Cohn was impressed by Raskas’ spirit despite her sickness. “Adinah was so brave. She never complained. I thought that was so incredible and it really inspired me,” she says. After considering donating her kidney, Cohn, who teaches and is a freelance writer, discussed her decision, first with Raskas’ husband, then with Raskas herself. “I didn’t want to tell anyone else until I was sure it was going to happen. I didn’t want anyone to worry more than they had to,” she says. She went through a long series of physical and psychological tests to make sure the procedure would go smoothly. “I kept passing every test,” Cohn says. “I felt if we are this close of a match, it must be God’s way of saying, ‘This is the right thing to do.'”
Raskas, who is a former board member of the St. Louis Jewish Light and current president of the Saul Brodsky Jewish Community Library, was “very moved and hopeful,” Cohn says. “She called me a couple of weeks before the surgery and said, ‘Are you sure you still want to do this?’ Really, it never crossed my mind not to.”
Cohn says she was not scared going into surgery. “I understood that my remaining kidney would grow larger to accommodate the change and that there would be no long-range ramifications. I don’t have to be on medications the rest of my life,” she says.
Naturally her family was concerned, but very helpful, Cohn says, in particular her three children and twin sister, Carol. In addition, Cohn had to take several weeks off from teaching middle school social studies and writing at Mary Queen of Peace school. “The Mary Queen community has been wonderful, so helpful and thoughtful,” she says. “It was a lot to ask of them. It hasn’t been easy for them or my family. I’m not the only one who made a sacrifice.”
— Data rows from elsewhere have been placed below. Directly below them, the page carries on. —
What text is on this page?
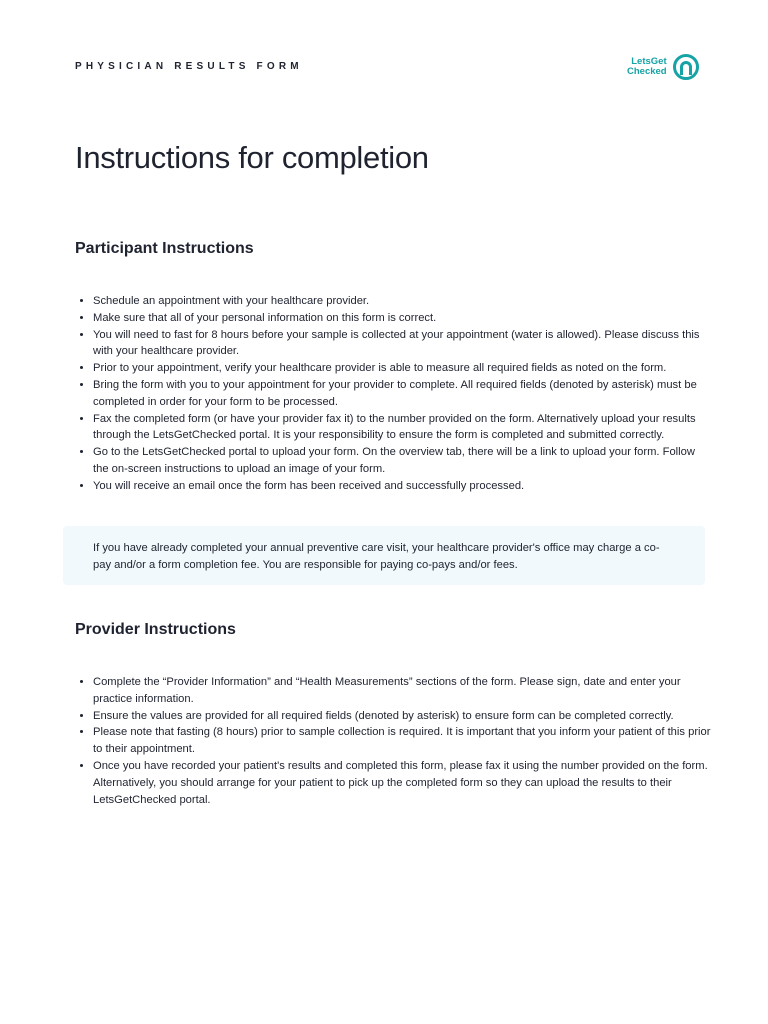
PHYSICIAN RESULTS FORM	LetsGet
Checked
Instructions for completion
Participant Instructions
• Schedule an appointment with your healthcare provider.
• Make sure that all of your personal information on this form is correct.
• You will need to fast for 8 hours before your sample is collected at your appointment (water is allowed). Please discuss this with your healthcare provider.
• Prior to your appointment, verify your healthcare provider is able to measure all required fields as noted on the form.
• Bring the form with you to your appointment for your provider to complete. All required fields (denoted by asterisk) must be completed in order for your form to be processed.
• Fax the completed form (or have your provider fax it) to the number provided on the form. Alternatively upload your results through the LetsGetChecked portal. It is your responsibility to ensure the form is completed and submitted correctly.
• Go to the LetsGetChecked portal to upload your form. On the overview tab, there will be a link to upload your form. Follow the on-screen instructions to upload an image of your form.
• You will receive an email once the form has been received and successfully processed.
If you have already completed your annual preventive care visit, your healthcare provider's office may charge a co-pay and/or a form completion fee. You are responsible for paying co-pays and/or fees.
Provider Instructions
• Complete the “Provider Information” and “Health Measurements” sections of the form. Please sign, date and enter your practice information.
• Ensure the values are provided for all required fields (denoted by asterisk) to ensure form can be completed correctly.
• Please note that fasting (8 hours) prior to sample collection is required. It is important that you inform your patient of this prior to their appointment.
• Once you have recorded your patient's results and completed this form, please fax it using the number provided on the form. Alternatively, you should arrange for your patient to pick up the completed form so they can upload the results to their LetsGetChecked portal.
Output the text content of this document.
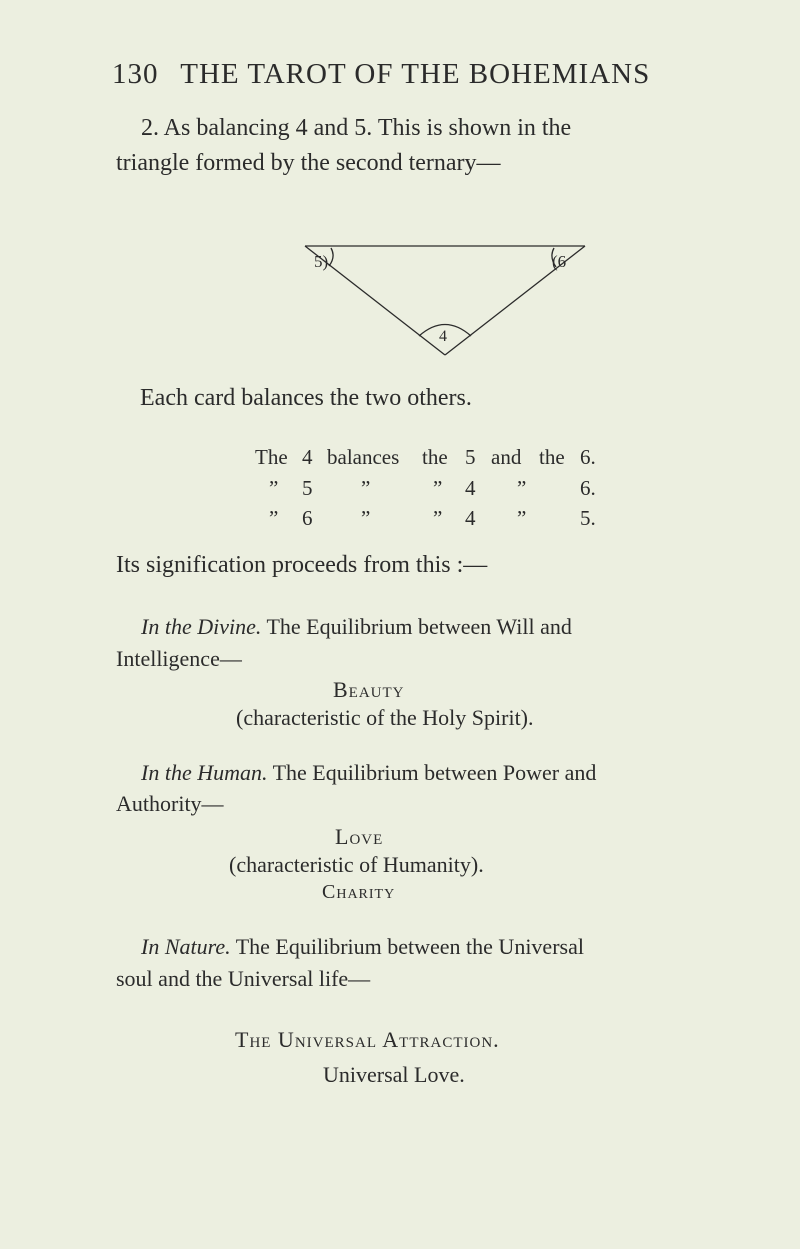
130 THE TAROT OF THE BOHEMIANS
2. As balancing 4 and 5. This is shown in the
triangle formed by the second ternary—
5)	(6
4
Each card balances the two others.
The 4 balances the 5 and the 6.
” 5 ”	” 4 ”	6.
” 6 ”	” 4 ”	5.
Its signification proceeds from this :—
In the Divine. The Equilibrium between Will and
Intelligence—
Beauty
(characteristic of the Holy Spirit).
In the Human. The Equilibrium between Power and
Authority—
Love
(characteristic of Humanity).
Charity
In Nature. The Equilibrium between the Universal
soul and the Universal life—
The Universal Attraction.
Universal Love.
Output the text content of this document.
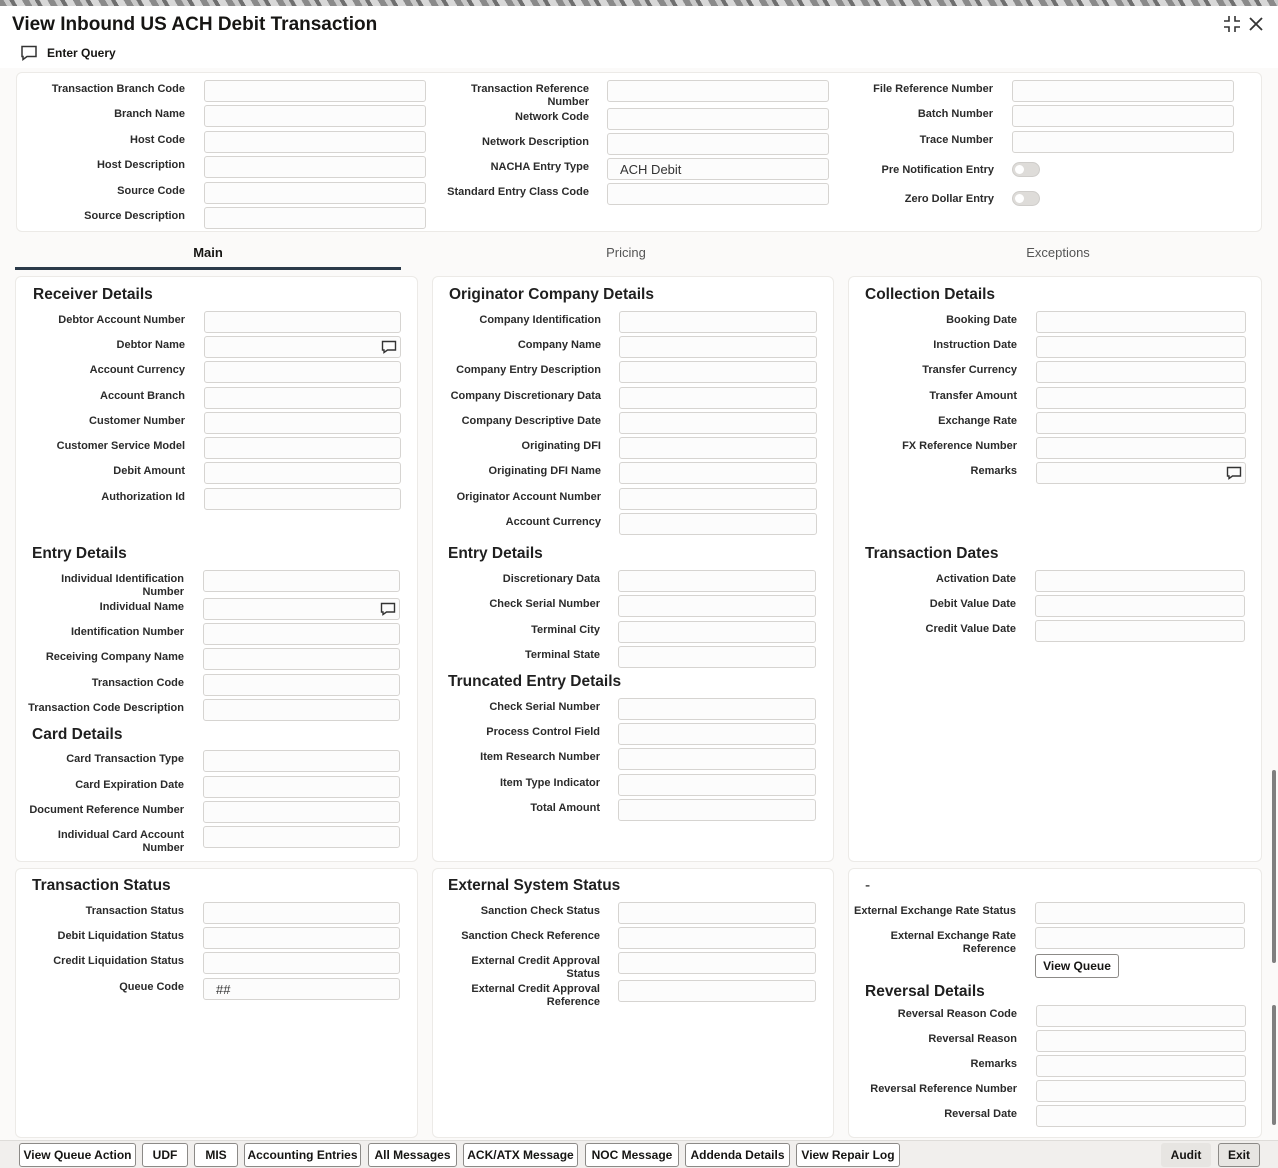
View Inbound US ACH Debit Transaction
Enter Query
Main	Pricing	Exceptions
Receiver Details	Originator Company Details	Collection Details
Entry Details	Entry Details	Transaction Dates
Truncated Entry Details
Card Details
Transaction Status	External System Status	-
Reversal Details
Transaction Branch Code
Branch Name
Host Code
Host Description
Source Code
Source Description
Transaction Reference
Number
Network Code
Network Description
NACHA Entry Type	ACH Debit
Standard Entry Class Code
File Reference Number
Batch Number
Trace Number
Debtor Account Number
Debtor Name
Account Currency
Account Branch
Customer Number
Customer Service Model
Debit Amount
Authorization Id
Company Identification
Company Name
Company Entry Description
Company Discretionary Data
Company Descriptive Date
Originating DFI
Originating DFI Name
Originator Account Number
Account Currency
Booking Date
Instruction Date
Transfer Currency
Transfer Amount
Exchange Rate
FX Reference Number
Remarks
Individual Identification
Number
Individual Name
Identification Number
Receiving Company Name
Transaction Code
Transaction Code Description
Card Transaction Type
Card Expiration Date
Document Reference Number
Individual Card Account
Number
Discretionary Data
Check Serial Number
Terminal City
Terminal State
Check Serial Number
Process Control Field
Item Research Number
Item Type Indicator
Total Amount
Activation Date
Debit Value Date
Credit Value Date
Transaction Status
Debit Liquidation Status
Credit Liquidation Status
Queue Code	##
Sanction Check Status
Sanction Check Reference
External Credit Approval
Status
External Credit Approval
Reference
External Exchange Rate Status
External Exchange Rate
Reference
Reversal Reason Code
Reversal Reason
Remarks
Reversal Reference Number
Reversal Date
Pre Notification Entry
Zero Dollar Entry
View Queue
View Queue Action	UDF	MIS	Accounting Entries	All Messages	ACK/ATX Message	NOC Message	Addenda Details	View Repair Log	Audit	Exit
Cohn has been recuperating at home since Feb. 13. “It’s been very tiring and at times painful. It’s hard but anything worthwhile is,” she says. “I’m feeling better. I’ve been told in a few weeks this will all be a vague memory.” She’s planning to return to work on March 27.
Cohn doesn’t see herself as a hero or deserving of special tributes or treatment. “I’m the same person I always have been,” she says. “I didn’t want anything from this except to help Adinah. Just hearing her say she feels better makes everything worth it.” Cohn adds she recently celebrated Purim at the Raskas home, “and to see Adinah so full of energy, it’s really a miracle.”
In addition, Cohn says, “I want people to see that donating my kidney worked in this instance, so others may be encouraged to consider it. You can’t go into this expecting anything more than helping someone feel better, and you have to understand it’s a long recovery.
“But,” she says, “it can be done.”
Adinah Raskas is recovering from the kidney transplant that took place last month.
“She gave me a gift of life, and that’s the highest form of tzedakkah,” Adinah says. “It’s hard to know how to respond, except to be grateful and thankful that someone was kind enough to give such a precious gift.”
The experience convinced her of the power of prayer, Raskas says. “I tell people their prayers helped save me and I honestly believe it,” she says. “I think about life in a different way now. I feel like the Jewish community embraced me and that made a real difference.”